Mary is chosen amidst a world adorned with grandeur and opulence.

           The story set in outback town, dusty and dirty

        – now rubble, in a war zone!

                A cattle stall, with its stink and filth, is the birthplace for the Christ-child.

Such a ridiculous story that no-one seems aware

               – except poor shepherds in their fields.

 

What is this story telling us?

In a world of power, might, and unlimited wealth, what is this story saying?

      That Christmas will arrive where we don’t expect it?

                That Christ is born in unseen or rejected places?

                                That the respectable may miss it completely?

                                                That Christmas will dawn into a dark and struggling world?

 

Will Christmas wend its way through the glitter and tinsel,

                the Santas and reindeer, the blow-up characters adorning our neighbourhood?

If it doesn’t, what then?

If Christmas doesn’t raise its simple face through the décor and expectation,

        the challenges and competing forces of our lives…

                  what then?

 

As I ponder the implications, the scenarios,

           the impossibility that we miss it again this year

                 and the world descends further into chaos and conflict…

I am licked by a puppy, followed by an older dog.

                I look at the flowers in the garden and tress along the creek.

                                I hear stories of people reaching out in love and care,

                                       picking up and supporting those in need.

This week we will play music for a ‘street party’ of mega proportions,

                A meal to feed the homeless, the lonely and bring the joy of Christmas…

I will come face to face with the Christ

        in the grime and struggle of those on the streets…

    I will see in their faces, the joy of those given hope and love

                I will experience the community that comes in sharing,

in welcoming, in being one, together.

 

Christ will come, as Christ does, into the dark and dangerous places of life.

                Christmas comes when I least expect,

                          when I am clueless and confused, lost or longing…
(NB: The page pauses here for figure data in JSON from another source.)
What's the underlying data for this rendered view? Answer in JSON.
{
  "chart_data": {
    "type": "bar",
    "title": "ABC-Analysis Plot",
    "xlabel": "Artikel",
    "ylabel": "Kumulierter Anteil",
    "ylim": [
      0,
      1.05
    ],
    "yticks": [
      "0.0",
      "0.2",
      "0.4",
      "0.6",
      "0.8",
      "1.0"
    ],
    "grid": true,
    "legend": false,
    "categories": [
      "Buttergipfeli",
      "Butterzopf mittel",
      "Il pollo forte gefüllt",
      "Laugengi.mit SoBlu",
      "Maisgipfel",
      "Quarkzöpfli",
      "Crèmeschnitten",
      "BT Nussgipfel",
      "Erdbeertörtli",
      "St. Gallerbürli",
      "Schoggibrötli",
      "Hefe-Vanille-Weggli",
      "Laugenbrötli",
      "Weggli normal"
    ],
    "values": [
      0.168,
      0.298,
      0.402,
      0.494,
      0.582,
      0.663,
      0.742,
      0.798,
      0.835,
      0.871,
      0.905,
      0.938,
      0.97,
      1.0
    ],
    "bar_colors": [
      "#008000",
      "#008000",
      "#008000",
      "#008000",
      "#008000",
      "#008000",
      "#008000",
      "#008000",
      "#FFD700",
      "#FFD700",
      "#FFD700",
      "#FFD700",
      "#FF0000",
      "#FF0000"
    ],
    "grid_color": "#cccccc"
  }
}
Christmas comes in the flicker of a light in the darkness of life,

                Radiating possibility, hope and promise.

                                Christmas comes, through the hubris and mess of life

                                         through the arrogance and strife,

                                                   individualism and greed.

Christmas comes, breaking into a world where people hurt and break,

        are torn apart with desperate despair or weary waiting.

                Christ is born into the world as a humble promise of new life,

                                of hope, peace, joy and love.

 

What do we expect this Christmas?

Whatever it is will inevitably be turned upside down -

                and surprise us.

It will come in the least places to bring hope and love from God!